“Sithi masizodibanisa amehlo. Akuhlanga lungehliyo. Kunje kuzo zonke izizwe. Tutwini.”
I’ve heard these words many times; as though they were a litany or a poem. These are the words I heard every time I went to umthandazo, a prayer meeting, held at a home when a family member has died. These meetings were largely organised through the church. We would go after church on a Sunday or iGuildas —ulutsha, the youth—would go during the week. Thursday was reserved for uManyano. If the person who passed away was a member of uManyano, Thursday also meant kuxhonywa ibhatyi: a ritual that involves taking the manyano uniform and hanging it up in the home until the funeral. This would be a symbol and reminder to anyone who visits the home that the mother of the home was umama webhatyi, a church mother.
Recently these memories have been creeping up on me slowly, reminding me of the patterns and rituals I’ve been involved with which gave me meaning as a child and teenager. More importantly, they’ve been occupying my mind as a reminder of tangible examples of black life. I’ve only ever witnessed imithandazo and ukuxhonywa kwebhatyi in black communities. These rituals as well as most coming-of-age rituals amongst all cultures and communities are rooted in a code. Some could call it a discourse, a way of being. This code encompasses the language that is used in certain spaces, the dress code, the behaviours and the practices involved in a ritual. These differ for every family and every community, every class and every race, but they exist.
A few months ago one of my colleague’s father-in-law passed away. This was not the first time a colleague had had a bereavement in the family. Usually an email was sent around asking that we “carry so-and-so in your prayers and thoughts as they grieve the loss of so-and-so in their family”. Perhaps colleagues who were better acquainted with the bereaved would send flowers and cards. However, when one of the seSotho teacher’s father-in-law passed away the perfunctory email was followed by an email from Ma'Dlamini* (the isiZulu teacher) suggesting that we visit sis’Vuyi’s* family on Thursday afternoon. The email was addressed to all the black teachers in the school. No-one asked why we were going. There was an understanding silence amongst us that we were going to umthandazo.

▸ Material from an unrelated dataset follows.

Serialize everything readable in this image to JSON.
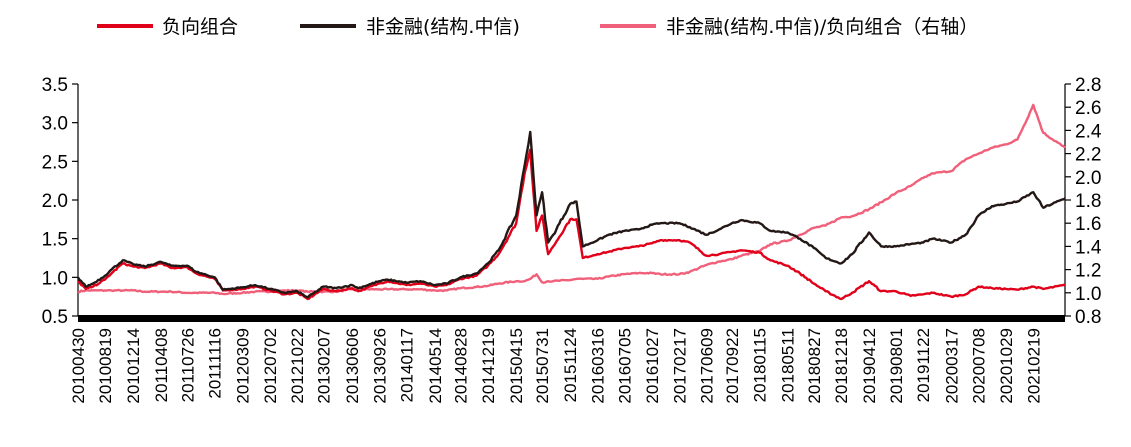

On the day of umthandazo I questioned my dress code more than usual: should I wear a skirt? Should I hear a doek? What would be expected of me at sis’Vuyi’s house? Upon arrival at sis’Vuyi’s house, my fears of being inappropriately dressed were allayed when sis'Vuyi appeared in a knee-length (meaning short) shweshwe dress; sans doek. As the makoti of the home this is a surprise given the rules that govern makotis and what they wear. We were ushered into the home and greeted by the family. Before long Ma’Dlamini belted out a familiar verse from a seSotho hymn. Everyone joined in. This was followed by a prayer and only after the prayer did we explain the obvious. The family nodded knowingly throughout the explanation which went something like: we are Vuyi’s colleagues and we felt it was important to visit the family and show that we are in solidarity with her as the family prepares for the funeral. Ma’Dlamini went on to introduce each of us and explain that even though we worked among white people in a white world “Ubuntu bethu” determined that we maintain the culture of ukukhunga: visit and pray with a family during their loss. We performed a ritual that was familiar and valued by everyone in the room.
Since the ritual in sis'Vuyi’s home I’ve been thinking about the rituals I participate in while living in Johannesburg. Visiting sis’Vuyi’s home was the first time since I left home in 2006 that I had been to umthandazo. I was reminded of the multiple codes I have access to, many of which have very little resemblance with the code I used growing up. It led me to consider: if my mother had passed away what code would my sister's and I use to make meaning of the rituals assumed to be part of a funeral? Would my colleagues hold umthandazo? Would we have a Thursday prayer meeting and display her manyano uniform as she has always insisted my sisters and I should do? Would we bury my mother here in Johannesburg or back in the Eastern Cape where she spent most of her life?
I find more and more I’ve been thinking about the shift in how I understand the world since I left home. This is probably just a case of nostalgia. There’s been an obvious change in how my shift into a more middle-class lifestyle has meant different ways of being. Even when I have been in black communities I’ve been excused from certain ways of being because people know I am educated, I live in Johannesburg which means I am exempt from certain expectations. The rules are more relaxed for me and those like me. Perhaps the relaxed rules also have something to do with being geographically removed from the community I was part of as a child. I watch with envy how some friends seem to have maintained the seamless relationship with where they grew up. But I also have a community of young, black professionals who deal with the schism in values when one goes home because they are the first graduate in the family or the one who had a better education than the poorer cousins who remain poor in the township.
This is nothing new: it sounds like another case of double consciousness where identity is contested because that's the nature of growing black in a white supremacist world. But is this the way it ought to be? If I were in another country I would expect all these emotions. But I am in Africa but I question my identity as though I were in another country that makes my difference obvious. Perhaps my nostalgia is irrelevant because identity is supposed to be complex and questioned.